À la fin du banquet, les fantômes de Poudlard offrirent un beau spectacle. Surgis des murs et des tables, ils se mirent à voler en formation, décrivant des figures de voltige. Nick Quasi-Sans-Tête, le fantôme de Gryffondor, remporta un beau succès en mimant sa décapitation bâclée.
Ils avaient passé une si bonne soirée que Malefoy ne parvint même pas à assombrir l’excellente humeur de Harry lorsqu’il cria au milieu de la foule des élèves :
– Les Détraqueurs t’envoient leurs amitiés, Potter !

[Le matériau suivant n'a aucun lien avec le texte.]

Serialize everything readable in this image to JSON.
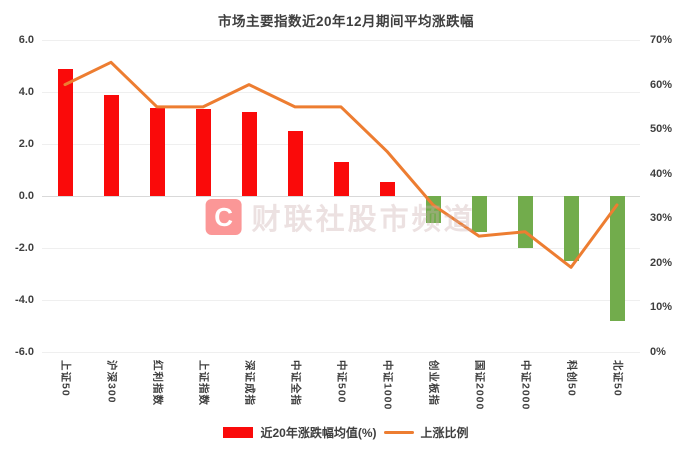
{
  "title": "市场主要指数近20年12月期间平均涨跌幅",
  "watermark": {
    "logo_letter": "C",
    "text": "财联社股市频道"
  },
  "legend": {
    "bar_label": "近20年涨跌幅均值(%)",
    "line_label": "上涨比例"
  },
  "colors": {
    "bar_positive": "#fa0a0a",
    "bar_negative": "#72ac4c",
    "line": "#ed7d31",
    "grid": "#efefef",
    "zero_line": "#d9d9d9",
    "text": "#3f3f3f"
  },
  "chart_data": {
    "type": "bar",
    "subtype": "bar-with-line-overlay",
    "title": "市场主要指数近20年12月期间平均涨跌幅",
    "categories": [
      "上证50",
      "沪深300",
      "红利指数",
      "上证指数",
      "深证成指",
      "中证全指",
      "中证500",
      "中证1000",
      "创业板指",
      "国证2000",
      "中证2000",
      "科创50",
      "北证50"
    ],
    "series": [
      {
        "name": "近20年涨跌幅均值(%)",
        "type": "bar",
        "axis": "left",
        "values": [
          4.9,
          3.9,
          3.4,
          3.35,
          3.25,
          2.5,
          1.3,
          0.55,
          -1.05,
          -1.4,
          -2.0,
          -2.5,
          -4.8
        ]
      },
      {
        "name": "上涨比例",
        "type": "line",
        "axis": "right",
        "values": [
          60,
          65,
          55,
          55,
          60,
          55,
          55,
          45,
          33,
          26,
          27,
          19,
          33
        ]
      }
    ],
    "left_axis": {
      "min": -6,
      "max": 6,
      "step": 2,
      "ticks": [
        "6.0",
        "4.0",
        "2.0",
        "0.0",
        "-2.0",
        "-4.0",
        "-6.0"
      ]
    },
    "right_axis": {
      "min": 0,
      "max": 70,
      "step": 10,
      "unit": "%",
      "ticks": [
        "70%",
        "60%",
        "50%",
        "40%",
        "30%",
        "20%",
        "10%",
        "0%"
      ]
    },
    "grid": true,
    "legend_position": "bottom"
  }
}
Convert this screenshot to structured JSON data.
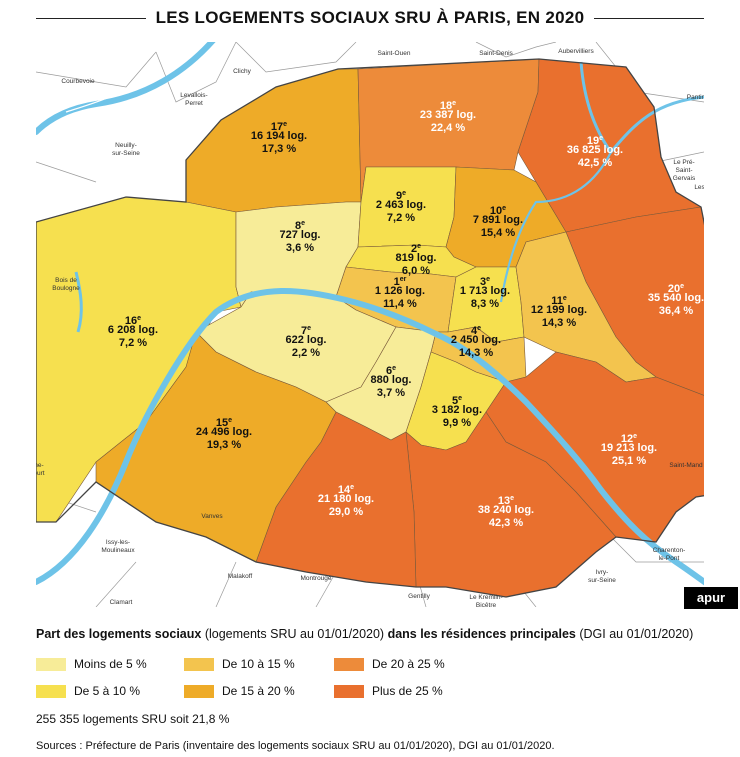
{
  "title": "LES LOGEMENTS SOCIAUX SRU À PARIS, EN 2020",
  "colors": {
    "lt5": "#f7ec98",
    "5to10": "#f6e04f",
    "10to15": "#f3c44e",
    "15to20": "#eeab28",
    "20to25": "#ed8b3a",
    "gt25": "#e9702e",
    "seine": "#6ec3e8",
    "outside": "#ffffff",
    "boundary": "#777777"
  },
  "arrondissements": [
    {
      "num": "1",
      "sup": "er",
      "count": "1 126 log.",
      "pct": "11,4 %",
      "klass": "10to15"
    },
    {
      "num": "2",
      "sup": "e",
      "count": "819 log.",
      "pct": "6,0 %",
      "klass": "5to10"
    },
    {
      "num": "3",
      "sup": "e",
      "count": "1 713 log.",
      "pct": "8,3 %",
      "klass": "5to10"
    },
    {
      "num": "4",
      "sup": "e",
      "count": "2 450 log.",
      "pct": "14,3 %",
      "klass": "10to15"
    },
    {
      "num": "5",
      "sup": "e",
      "count": "3 182 log.",
      "pct": "9,9 %",
      "klass": "5to10"
    },
    {
      "num": "6",
      "sup": "e",
      "count": "880 log.",
      "pct": "3,7 %",
      "klass": "lt5"
    },
    {
      "num": "7",
      "sup": "e",
      "count": "622 log.",
      "pct": "2,2 %",
      "klass": "lt5"
    },
    {
      "num": "8",
      "sup": "e",
      "count": "727 log.",
      "pct": "3,6 %",
      "klass": "lt5"
    },
    {
      "num": "9",
      "sup": "e",
      "count": "2 463 log.",
      "pct": "7,2 %",
      "klass": "5to10"
    },
    {
      "num": "10",
      "sup": "e",
      "count": "7 891 log.",
      "pct": "15,4 %",
      "klass": "15to20"
    },
    {
      "num": "11",
      "sup": "e",
      "count": "12 199 log.",
      "pct": "14,3 %",
      "klass": "10to15"
    },
    {
      "num": "12",
      "sup": "e",
      "count": "19 213 log.",
      "pct": "25,1 %",
      "klass": "gt25"
    },
    {
      "num": "13",
      "sup": "e",
      "count": "38 240 log.",
      "pct": "42,3 %",
      "klass": "gt25"
    },
    {
      "num": "14",
      "sup": "e",
      "count": "21 180 log.",
      "pct": "29,0 %",
      "klass": "gt25"
    },
    {
      "num": "15",
      "sup": "e",
      "count": "24 496 log.",
      "pct": "19,3 %",
      "klass": "15to20"
    },
    {
      "num": "16",
      "sup": "e",
      "count": "6 208 log.",
      "pct": "7,2 %",
      "klass": "5to10"
    },
    {
      "num": "17",
      "sup": "e",
      "count": "16 194 log.",
      "pct": "17,3 %",
      "klass": "15to20"
    },
    {
      "num": "18",
      "sup": "e",
      "count": "23 387 log.",
      "pct": "22,4 %",
      "klass": "20to25"
    },
    {
      "num": "19",
      "sup": "e",
      "count": "36 825 log.",
      "pct": "42,5 %",
      "klass": "gt25"
    },
    {
      "num": "20",
      "sup": "e",
      "count": "35 540 log.",
      "pct": "36,4 %",
      "klass": "gt25"
    }
  ],
  "communes": [
    "Saint-Ouen",
    "Saint-Denis",
    "Aubervilliers",
    "Clichy",
    "Courbevoie",
    "Levallois-",
    "Perret",
    "Neuilly-",
    "sur-Seine",
    "Pantin",
    "Le Pré-",
    "Saint-",
    "Gervais",
    "Les Li",
    "Bois de",
    "Boulogne",
    "Saint-Mand",
    "Issy-les-",
    "Moulineaux",
    "Vanves",
    "Malakoff",
    "Montrouge",
    "Gentilly",
    "Le Kremlin-",
    "Bicêtre",
    "Ivry-",
    "sur-Seine",
    "Charenton-",
    "le-Pont",
    "Clamart",
    "ne-",
    "ourt"
  ],
  "brand": "apur",
  "legend": {
    "title_bold_1": "Part des logements sociaux",
    "title_normal_1": " (logements SRU au 01/01/2020) ",
    "title_bold_2": "dans les résidences principales",
    "title_normal_2": " (DGI au 01/01/2020)",
    "items": [
      {
        "label": "Moins de 5 %",
        "klass": "lt5"
      },
      {
        "label": "De 10 à 15 %",
        "klass": "10to15"
      },
      {
        "label": "De 20 à 25 %",
        "klass": "20to25"
      },
      {
        "label": "De 5 à 10 %",
        "klass": "5to10"
      },
      {
        "label": "De 15 à 20 %",
        "klass": "15to20"
      },
      {
        "label": "Plus de 25 %",
        "klass": "gt25"
      }
    ]
  },
  "total": "255 355 logements SRU soit 21,8 %",
  "sources": "Sources : Préfecture de Paris (inventaire des logements sociaux SRU au 01/01/2020), DGI au 01/01/2020."
}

Harry, Ron et Hermione suivirent leurs camarades jusqu’à la tour de Gryffondor, mais quand ils arrivèrent dans le couloir au bout duquel était accroché le portrait de la grosse dame, la foule était si dense qu’ils ne pouvaient plus avancer.
– Qu’est-ce qui se passe ? s’étonna Ron. Pourquoi ils n’entrent pas dans la salle ?
Harry essaya de jeter un coup d’œil par-dessus les têtes. Le portrait semblait fermé.
– Laissez-moi passer, dit la voix de Percy qui se fraya un chemin parmi la foule en prenant des airs importants. Pourquoi c’est bloqué, ici ? Vous n’avez quand même pas tous oublié le mot de passe ? Allons, écartez-vous, je suis préfet-en-chef.
Peu à peu, les élèves se turent, comme si un frisson glacé se répandait le long du couloir.
– Que quelqu’un aille chercher le professeur Dumbledore ! Vite ! dit alors Percy d’une voix soudain aiguë.
– Qu’est-ce qui se passe ? demanda Ginny qui venait d’arriver.
Un instant plus tard, le professeur Dumbledore fendit la foule en direction du portrait. Les élèves se serraient les uns contre les autres pour lui faire de la place et Harry, Ron et Hermione en profitèrent pour aller voir d’un peu plus près ce qui se passait.
– Oh, là, là ! s’exclama Hermione en saisissant le bras de Harry.
La grosse dame avait disparu du tableau que quelqu’un avait lacéré avec une telle violence que des lambeaux de toile jonchaient le sol. Des morceaux entiers du tableau avaient été arrachés.
Dumbledore jeta un rapide coup d’œil à la toile détruite et se tourna, le regard sombre, vers les professeurs McGonagall, Lupin et Rogue qui accouraient.
– Il faut absolument la retrouver, dit Dumbledore. Professeur McGonagall, s’il vous plaît, allez tout de suite prévenir Rusard et dites-lui de chercher la grosse dame dans toutes les peintures du château.
– Vous aurez de la chance si vous la trouvez ! lança une petite voix criarde.
C’était Peeves, l’esprit frappeur, qui flottait dans les airs au-dessus de la foule et semblait enchanté, comme chaque fois qu’il était témoin d’un quelconque malheur.
– Qu’est-ce que tu veux dire, Peeves ? interrogea Dumbledore d’une voix calme.
Le sourire de Peeves s’effaça. Il n’osait pas se moquer de Dumbledore et s’adressa à lui d’un ton mielleux tout aussi insupportable que son caquètement habituel.